People from different backgrounds tend to have different sets of values, or value systems. Certain values may cluster together into a more or less consistent system. A communal or cultural value system is held by and applied to a community, group, or society. Some communal value systems are reflected in legal codes and laws.
World Values Survey
Some sociologists are interested in better defining and measuring value clusters in different countries. To do so, they have developed what is called the World Values Survey, a survey of questions given to people around the world and used to identify different clusters of values in different regions. Over the years, the World Values Survey has demonstrated that people's beliefs play a key role in defining life in different countries—defining anything from a nation's economic development to the emergence of democratic institutions to the rise of gender equality .
World Values Survey
The World Values Survey is administered to people around the world.

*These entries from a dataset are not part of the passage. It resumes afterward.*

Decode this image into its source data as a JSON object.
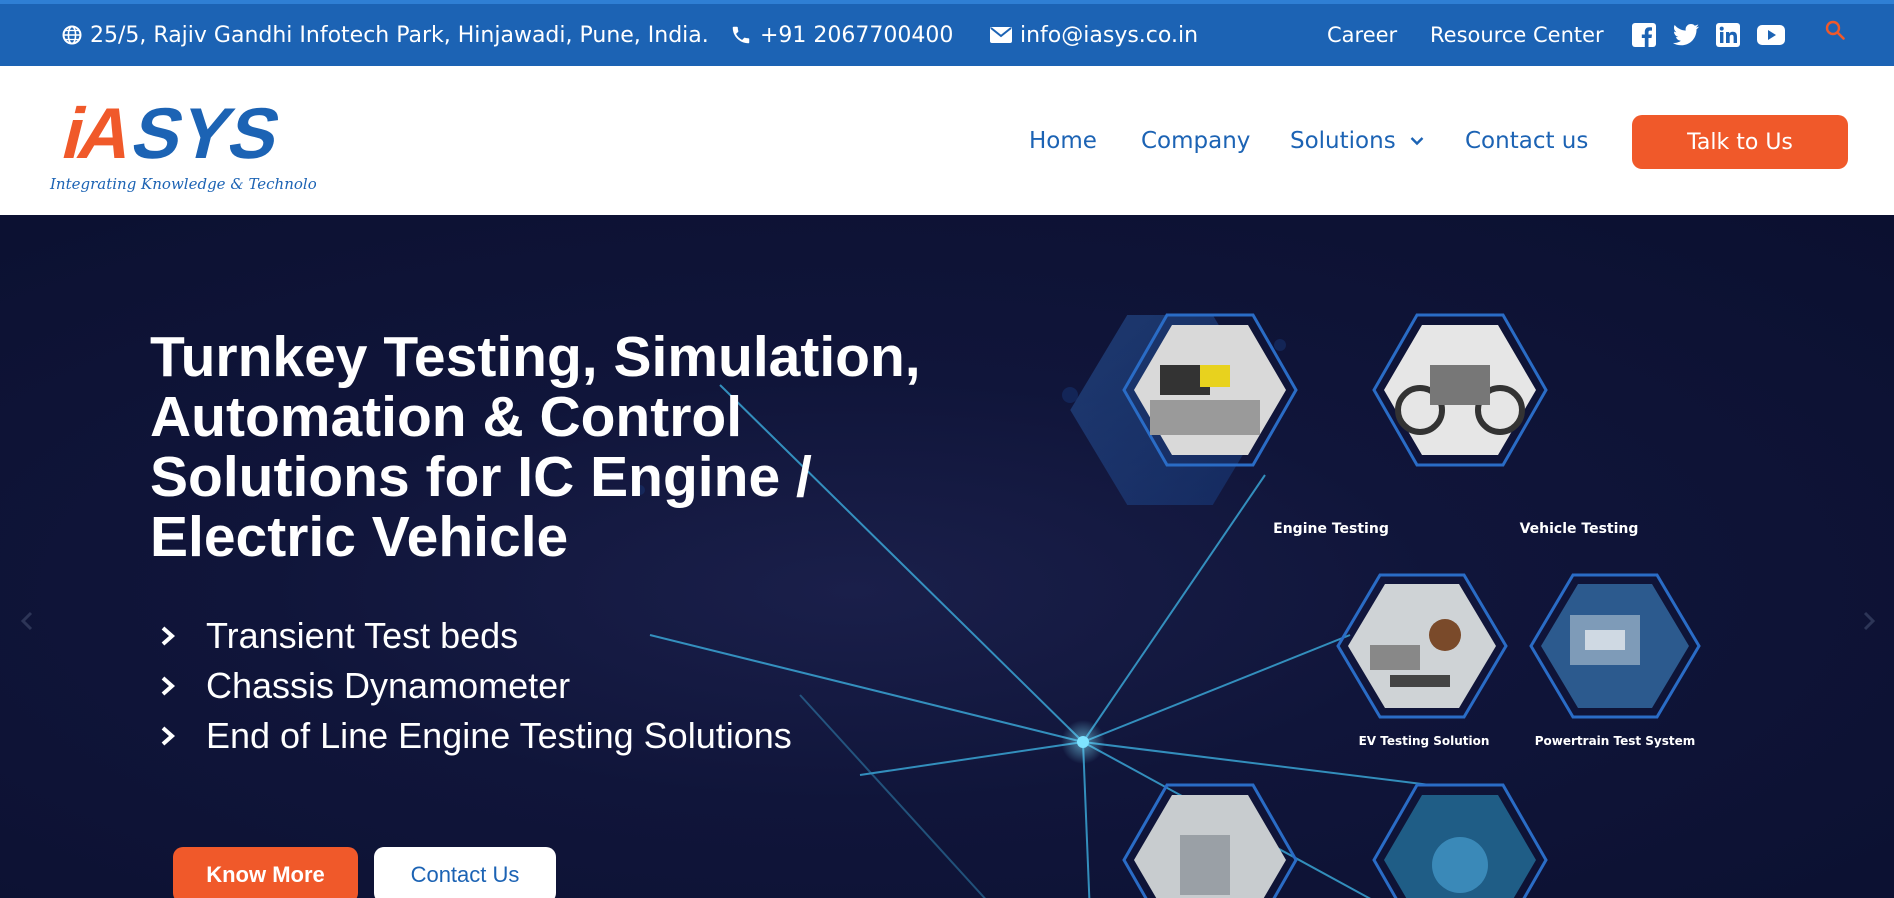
{
  "topbar": {
    "address": "25/5, Rajiv Gandhi Infotech Park, Hinjawadi, Pune, India.",
    "phone": "+91 2067700400",
    "email": "info@iasys.co.in",
    "career": "Career",
    "resource_center": "Resource Center",
    "social_icons": [
      "facebook-icon",
      "twitter-icon",
      "linkedin-icon",
      "youtube-icon"
    ],
    "search_icon": "search-icon"
  },
  "header": {
    "logo_text": "iASYS",
    "logo_tagline": "Integrating Knowledge & Technology",
    "nav": [
      "Home",
      "Company",
      "Solutions",
      "Contact us"
    ],
    "cta": "Talk to Us"
  },
  "hero": {
    "title": "Turnkey Testing, Simulation, Automation & Control Solutions for IC Engine / Electric Vehicle",
    "bullets": [
      "Transient Test beds",
      "Chassis Dynamometer",
      "End of Line Engine Testing Solutions"
    ],
    "know_more": "Know More",
    "contact_us": "Contact Us",
    "solutions": [
      {
        "label": "Engine Testing",
        "icon": "engine-test-bed-image"
      },
      {
        "label": "Vehicle Testing",
        "icon": "motorcycle-image"
      },
      {
        "label": "EV Testing Solution",
        "icon": "ev-components-image"
      },
      {
        "label": "Powertrain Test System",
        "icon": "powertrain-image"
      },
      {
        "label": "",
        "icon": "machine-image"
      },
      {
        "label": "",
        "icon": "pump-image"
      }
    ]
  },
  "colors": {
    "brand_blue": "#1c63b4",
    "accent_orange": "#f0592a",
    "hero_bg": "#0e1435"
  }
}
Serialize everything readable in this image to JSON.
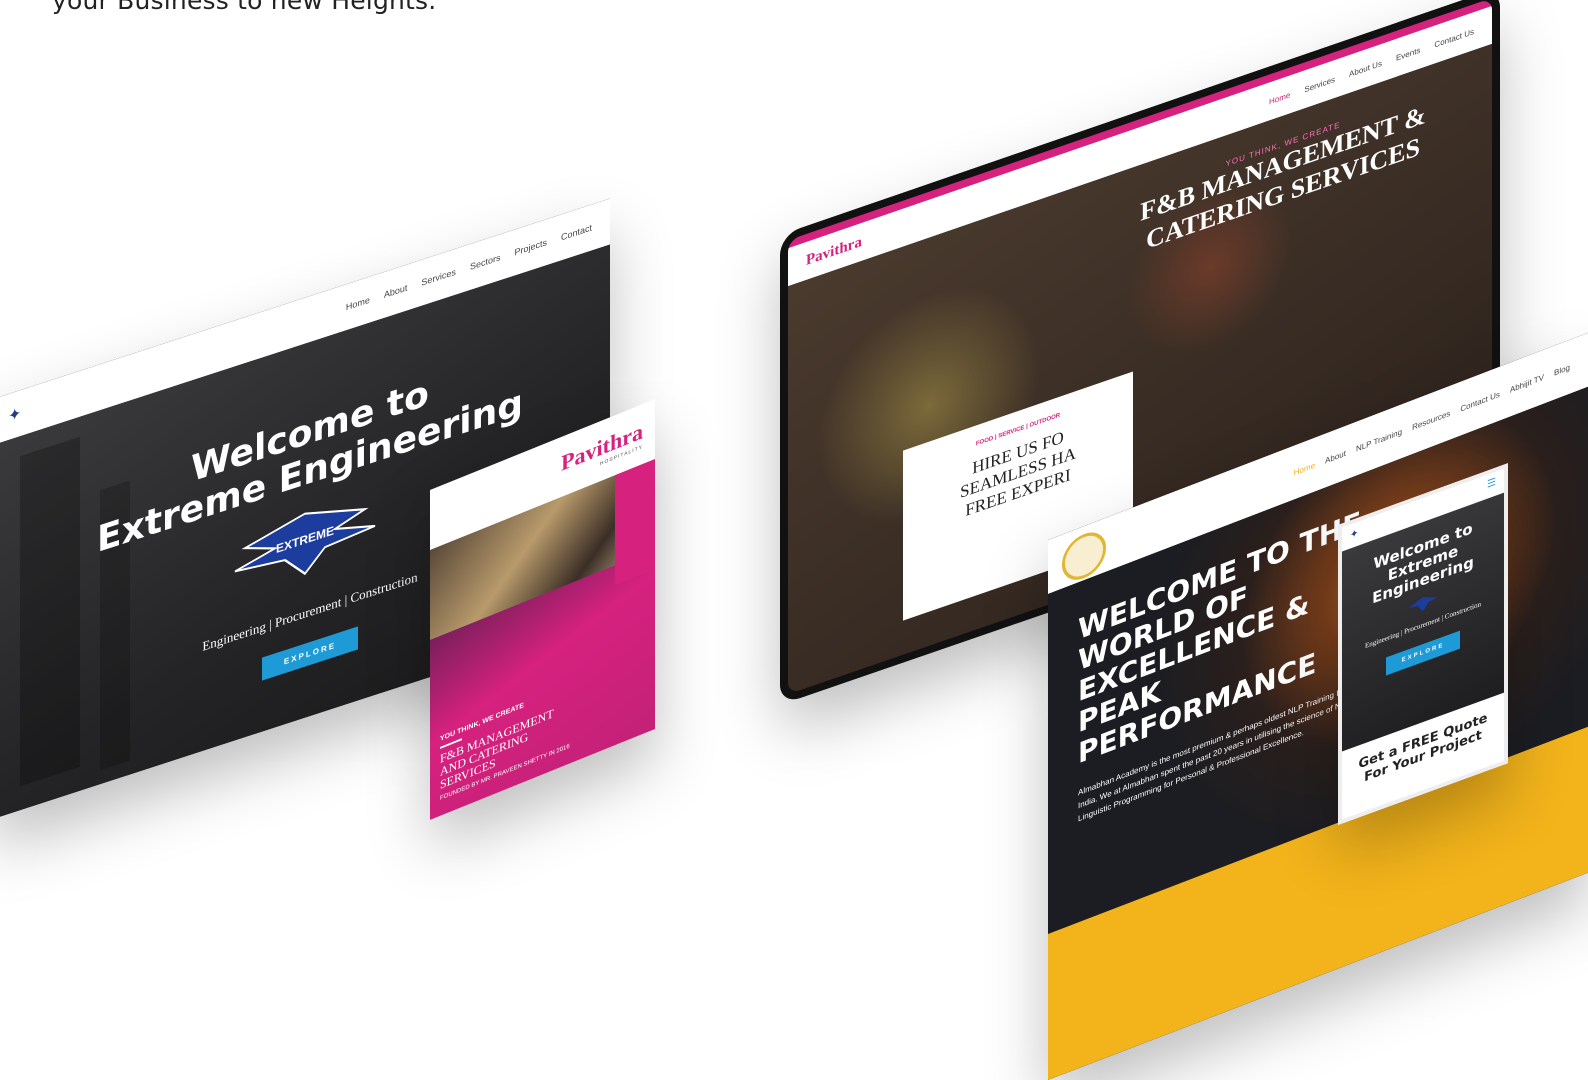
{
  "tagline": "your Business to new Heights.",
  "extreme_desktop": {
    "nav": [
      "Home",
      "About",
      "Services",
      "Sectors",
      "Projects",
      "Contact"
    ],
    "title_line1": "Welcome to",
    "title_line2": "Extreme Engineering",
    "logo_text": "EXTREME",
    "subtitle": "Engineering | Procurement | Construction",
    "button": "EXPLORE"
  },
  "pavithra_card": {
    "logo": "Pavithra",
    "logo_sub": "HOSPITALITY",
    "kicker": "YOU THINK, WE CREATE",
    "title": "F&B MANAGEMENT AND CATERING SERVICES",
    "founded": "FOUNDED BY MR. PRAVEEN SHETTY IN 2016"
  },
  "tablet": {
    "logo": "Pavithra",
    "nav": [
      "Home",
      "Services",
      "About Us",
      "Events",
      "Contact Us"
    ],
    "kicker": "YOU THINK, WE CREATE",
    "title_line1": "F&B MANAGEMENT &",
    "title_line2": "CATERING SERVICES",
    "card_kicker": "FOOD | SERVICE | OUTDOOR",
    "card_lines": [
      "HIRE US FO",
      "SEAMLESS HA",
      "FREE EXPERI"
    ]
  },
  "academy": {
    "nav": [
      "Home",
      "About",
      "NLP Training",
      "Resources",
      "Contact Us",
      "Abhijit TV",
      "Blog"
    ],
    "title_lines": [
      "WELCOME TO THE",
      "WORLD OF",
      "EXCELLENCE &",
      "PEAK",
      "PERFORMANCE"
    ],
    "body": "Almabhan Academy is the most premium & perhaps oldest NLP Training Institutes in India. We at Almabhan spent the past 20 years in utilising the science of Neuro Linguistic Programming for Personal & Professional Excellence."
  },
  "phone": {
    "title_line1": "Welcome to",
    "title_line2": "Extreme",
    "title_line3": "Engineering",
    "subtitle": "Engineering | Procurement | Construction",
    "button": "EXPLORE",
    "cta_line1": "Get a FREE Quote",
    "cta_line2": "For Your Project"
  },
  "colors": {
    "extreme_blue": "#1e9bd7",
    "pavithra_magenta": "#d6217f",
    "academy_gold": "#f2b31b",
    "dark_hero": "#2a2a2c"
  }
}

Their responses are aggregated and can be used to reveal regional value clusters, like those displayed in this map.
Trends
In general, the World Values Survey has revealed two major axes along which values cluster: (1) a continuum from traditional to secular values and (2) a continuum from survival to self-expression. Traditional values emphasize the importance of religion, parent-child ties, deference to authority, and traditional family values. People who embrace these values also reject divorce, abortion, euthanasia, and suicide. These societies have high levels of national pride and a nationalistic outlook. Secular values have the opposite preferences to the traditional values. These societies place less emphasis on religion, traditional family values, and authority. Divorce, abortion, euthanasia, and suicide are seen as relatively acceptable. Industrialization tends to bring a shift from traditional values to secular ones.
With the rise of the knowledge society, cultural change moves in a new direction. The transition from industrial society to knowledge society is linked to a shift from survival values to self-expression values. In knowledge societies, such as the United States, an increasing share of the population has grown up taking survival for granted. Survival values place emphasis on economic and physical security. It is linked with a relatively ethnocentric outlook and low levels of trust and tolerance. Self-expression values give high priority to environmental protection; tolerance of foreigners, gays, and lesbians; gender equality; and participation in decision-making as it relates to economic and political life.